Lee Jae-myung já trabalhou numa fábrica, foi advogado de direitos humanos, presidente de Câmara e governador. O líder da oposição sul-coreana perdeu as eleições presidenciais por menos de 1%, em 2022, mas, caso recupere do ferimento, espera-se que seja candidato às eleições de 2027

O líder da oposição na Coreia do Sul, Lee Jae-myung, foi,esta terça-feira esfaqueado durante uma visita à cidade de Busan, localizada no sudeste da península coreana. Lee Jae-myung foi golpeado na veia jugular, mas o ferimento não representa risco de vida para o líder do Partido Democrático (PD). O porta-voz do partido, Kwon Chil-seung, citado pela agência Reuters, diz que após o político ter sido submetido a uma cirurgia, estava consciente e a recuperar nos cuidados intensivos.

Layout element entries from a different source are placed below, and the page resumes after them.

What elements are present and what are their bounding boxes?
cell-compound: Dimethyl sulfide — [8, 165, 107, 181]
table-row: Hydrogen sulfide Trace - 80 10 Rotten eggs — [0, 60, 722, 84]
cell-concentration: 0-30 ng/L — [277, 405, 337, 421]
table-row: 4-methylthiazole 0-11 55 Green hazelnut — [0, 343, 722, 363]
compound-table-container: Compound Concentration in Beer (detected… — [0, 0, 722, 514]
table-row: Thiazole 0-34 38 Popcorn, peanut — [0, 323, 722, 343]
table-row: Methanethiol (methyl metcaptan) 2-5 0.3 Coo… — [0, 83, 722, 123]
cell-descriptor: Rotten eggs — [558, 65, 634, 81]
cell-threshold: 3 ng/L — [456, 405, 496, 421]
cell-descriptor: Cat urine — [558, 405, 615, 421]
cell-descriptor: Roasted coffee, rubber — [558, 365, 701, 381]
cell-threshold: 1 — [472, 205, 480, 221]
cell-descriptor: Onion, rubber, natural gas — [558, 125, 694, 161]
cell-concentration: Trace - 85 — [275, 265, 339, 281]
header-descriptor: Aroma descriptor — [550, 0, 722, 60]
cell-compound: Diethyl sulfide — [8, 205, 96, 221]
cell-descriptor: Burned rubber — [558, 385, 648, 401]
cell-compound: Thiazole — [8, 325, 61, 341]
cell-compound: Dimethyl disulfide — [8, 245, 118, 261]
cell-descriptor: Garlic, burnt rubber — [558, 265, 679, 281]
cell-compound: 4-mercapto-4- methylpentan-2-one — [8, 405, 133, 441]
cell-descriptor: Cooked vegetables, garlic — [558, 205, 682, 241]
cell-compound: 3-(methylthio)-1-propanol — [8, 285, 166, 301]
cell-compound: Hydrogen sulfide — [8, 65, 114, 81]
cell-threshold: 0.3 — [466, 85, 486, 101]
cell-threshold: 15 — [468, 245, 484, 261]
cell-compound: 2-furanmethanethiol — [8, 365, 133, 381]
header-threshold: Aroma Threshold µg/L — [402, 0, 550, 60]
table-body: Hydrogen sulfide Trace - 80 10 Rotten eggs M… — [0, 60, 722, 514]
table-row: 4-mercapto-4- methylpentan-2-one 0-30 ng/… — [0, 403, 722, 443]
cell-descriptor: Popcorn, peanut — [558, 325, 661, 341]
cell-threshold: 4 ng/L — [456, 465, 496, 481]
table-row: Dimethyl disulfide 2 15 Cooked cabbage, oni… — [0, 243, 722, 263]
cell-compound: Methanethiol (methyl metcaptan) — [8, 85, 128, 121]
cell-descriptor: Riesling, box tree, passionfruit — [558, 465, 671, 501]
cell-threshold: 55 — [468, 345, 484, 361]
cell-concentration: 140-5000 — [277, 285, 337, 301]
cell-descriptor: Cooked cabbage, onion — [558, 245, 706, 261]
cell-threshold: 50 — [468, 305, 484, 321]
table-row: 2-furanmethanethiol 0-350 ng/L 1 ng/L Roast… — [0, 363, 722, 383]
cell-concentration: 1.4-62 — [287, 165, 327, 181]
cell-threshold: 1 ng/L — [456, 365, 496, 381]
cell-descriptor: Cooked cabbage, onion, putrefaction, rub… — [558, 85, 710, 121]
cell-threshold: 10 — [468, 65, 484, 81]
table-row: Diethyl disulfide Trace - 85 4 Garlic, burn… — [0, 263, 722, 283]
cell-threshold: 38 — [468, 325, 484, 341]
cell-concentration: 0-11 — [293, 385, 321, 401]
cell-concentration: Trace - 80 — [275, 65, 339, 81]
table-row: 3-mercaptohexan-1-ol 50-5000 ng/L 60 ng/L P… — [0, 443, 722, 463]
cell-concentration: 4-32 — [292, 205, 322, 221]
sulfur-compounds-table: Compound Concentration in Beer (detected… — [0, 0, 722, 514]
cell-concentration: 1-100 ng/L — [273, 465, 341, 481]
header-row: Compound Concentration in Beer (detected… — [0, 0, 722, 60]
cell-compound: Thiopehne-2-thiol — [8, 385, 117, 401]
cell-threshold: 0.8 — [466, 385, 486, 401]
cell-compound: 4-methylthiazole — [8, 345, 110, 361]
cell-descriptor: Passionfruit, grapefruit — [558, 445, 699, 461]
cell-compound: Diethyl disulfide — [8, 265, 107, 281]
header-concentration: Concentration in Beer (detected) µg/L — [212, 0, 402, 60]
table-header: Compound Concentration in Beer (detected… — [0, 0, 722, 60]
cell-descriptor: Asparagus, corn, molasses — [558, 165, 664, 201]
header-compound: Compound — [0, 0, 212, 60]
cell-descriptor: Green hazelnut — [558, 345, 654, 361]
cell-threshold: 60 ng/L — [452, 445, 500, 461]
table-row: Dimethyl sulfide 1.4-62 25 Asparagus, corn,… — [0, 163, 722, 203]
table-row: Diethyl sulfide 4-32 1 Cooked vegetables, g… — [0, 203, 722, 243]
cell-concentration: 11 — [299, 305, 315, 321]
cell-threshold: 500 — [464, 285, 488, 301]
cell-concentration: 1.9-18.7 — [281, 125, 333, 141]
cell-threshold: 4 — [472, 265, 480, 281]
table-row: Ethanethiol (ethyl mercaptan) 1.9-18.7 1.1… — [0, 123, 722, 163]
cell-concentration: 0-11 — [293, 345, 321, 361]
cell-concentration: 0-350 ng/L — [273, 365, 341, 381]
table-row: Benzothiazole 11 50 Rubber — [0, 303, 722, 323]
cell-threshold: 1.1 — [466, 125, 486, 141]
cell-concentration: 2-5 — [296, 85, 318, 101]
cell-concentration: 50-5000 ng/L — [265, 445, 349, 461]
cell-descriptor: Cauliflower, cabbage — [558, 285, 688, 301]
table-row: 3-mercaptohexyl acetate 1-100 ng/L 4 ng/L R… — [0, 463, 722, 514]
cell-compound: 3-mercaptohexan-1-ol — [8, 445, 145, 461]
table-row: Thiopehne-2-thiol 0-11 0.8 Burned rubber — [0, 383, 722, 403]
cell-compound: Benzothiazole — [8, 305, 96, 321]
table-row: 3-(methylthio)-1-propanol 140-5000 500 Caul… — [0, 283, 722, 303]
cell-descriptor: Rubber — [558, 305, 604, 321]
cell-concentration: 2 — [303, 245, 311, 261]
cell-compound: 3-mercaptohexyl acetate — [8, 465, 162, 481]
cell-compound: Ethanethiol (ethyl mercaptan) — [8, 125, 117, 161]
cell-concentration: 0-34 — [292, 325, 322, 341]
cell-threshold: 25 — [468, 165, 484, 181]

Com uma taxa de criminalidade baixa, a Coreia do Sul soma ainda assim vários casos de políticos agredidos fisicamente. Em março de 2022, Song Young-gil, antecessor de Lee Jae-myung foi atacado durante uma campanha. Em 2006, Park Geun-hye, líder do partido conservador, e mais tarde Presidente do país, foi também esfaqueado, tendo ficado com uma cicatriz no rosto. Já em 2015, Mark Lippert, embaixador norte-americano na Coreia do Sul, foi atacado com uma faca e acabou por precisar de ser suturado com 80 pontos na cara.

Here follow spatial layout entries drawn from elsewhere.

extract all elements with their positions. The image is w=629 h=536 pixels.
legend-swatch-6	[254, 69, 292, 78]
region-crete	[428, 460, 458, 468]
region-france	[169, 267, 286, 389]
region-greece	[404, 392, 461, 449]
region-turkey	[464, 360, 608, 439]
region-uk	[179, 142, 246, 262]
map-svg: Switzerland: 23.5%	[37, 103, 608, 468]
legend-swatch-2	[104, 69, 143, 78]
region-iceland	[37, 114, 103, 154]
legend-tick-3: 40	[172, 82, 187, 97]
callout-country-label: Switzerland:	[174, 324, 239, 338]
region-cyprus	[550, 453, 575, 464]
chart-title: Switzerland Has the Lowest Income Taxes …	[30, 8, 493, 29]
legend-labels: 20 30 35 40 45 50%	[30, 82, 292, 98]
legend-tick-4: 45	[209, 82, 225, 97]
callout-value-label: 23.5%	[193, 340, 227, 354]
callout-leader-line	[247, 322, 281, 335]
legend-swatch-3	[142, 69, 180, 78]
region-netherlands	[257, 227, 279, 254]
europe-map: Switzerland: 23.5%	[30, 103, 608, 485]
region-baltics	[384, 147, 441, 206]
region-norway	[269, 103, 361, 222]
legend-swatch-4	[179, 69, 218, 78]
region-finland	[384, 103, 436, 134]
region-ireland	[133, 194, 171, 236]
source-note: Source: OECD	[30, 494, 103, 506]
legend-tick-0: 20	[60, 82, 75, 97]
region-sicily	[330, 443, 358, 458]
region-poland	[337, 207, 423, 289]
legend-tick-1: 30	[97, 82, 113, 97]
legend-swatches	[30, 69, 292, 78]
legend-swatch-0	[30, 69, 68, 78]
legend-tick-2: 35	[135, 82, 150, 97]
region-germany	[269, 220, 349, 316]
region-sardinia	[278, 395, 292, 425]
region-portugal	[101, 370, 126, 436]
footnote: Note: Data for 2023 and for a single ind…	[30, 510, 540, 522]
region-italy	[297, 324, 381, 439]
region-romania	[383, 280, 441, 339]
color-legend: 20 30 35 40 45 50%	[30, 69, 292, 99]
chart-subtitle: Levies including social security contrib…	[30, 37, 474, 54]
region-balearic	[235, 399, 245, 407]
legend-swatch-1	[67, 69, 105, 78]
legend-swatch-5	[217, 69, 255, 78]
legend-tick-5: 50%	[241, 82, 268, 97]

Com 59 anos, espera-se que o líder do PD participe novamente nas próximas eleições presidenciais, em 2027, com as sondagens a apontarem-no como um forte candidato, de acordo com o jornal The Guardian. Em 2022, o liberal perdeu por apenas 0,73% as eleições presidenciais para o conservador Yoon Suk-yeol, do Partido do Poder Popular. A margem mínima tornou esta corrida presidencial a mais renhida na Coreia do Sul.

Acusações de corrupção

Há quase 20 anos na vida política, Lee Jae-myung é conhecido pelas ferozes críticas às políticas governamentais do atual Presidente, tendo já feito uma greve de fome durante mais de três semanas, como forma de protesto.

Desde que perdeu as eleições, Lee Jae-myung foi acusado de corrupção, por causa de um processo durante o seu mandato enquanto Presidente da câmara da cidade de Seongnam, perto de Seul. Segundo o jornal The New York Times, o líder do PD terá alegadamente permitido que promotores privados lucrassem ilegalmente, entre 2014 e 2017, com um projeto imobiliário, o que terá resultado na perda de 20 mil milhões de won (quase 14 milhões de euros).

Mais tarde, entre 2019 e 2020, quando era governador da província de Gyeonggi, que faz fronteira com a Coreia do Norte, terá pedido a uma empresa sul-coreana de vestuário, Ssangbangwool, para transferir cerca de sete milhões de euros para o país vizinho. Este alegado suborno serviria para aliciar os vizinhos no Norte a integrar um programa de intercâmbio económico com Gyeonggi.

Lee Jae-myung negou as acusações, que disse serem uma “ficção” e “conspiração política”, lembra a Al Jazeera. O político continua a ser investigado em outros possíveis casos de corrupção durante o mesmo mandato.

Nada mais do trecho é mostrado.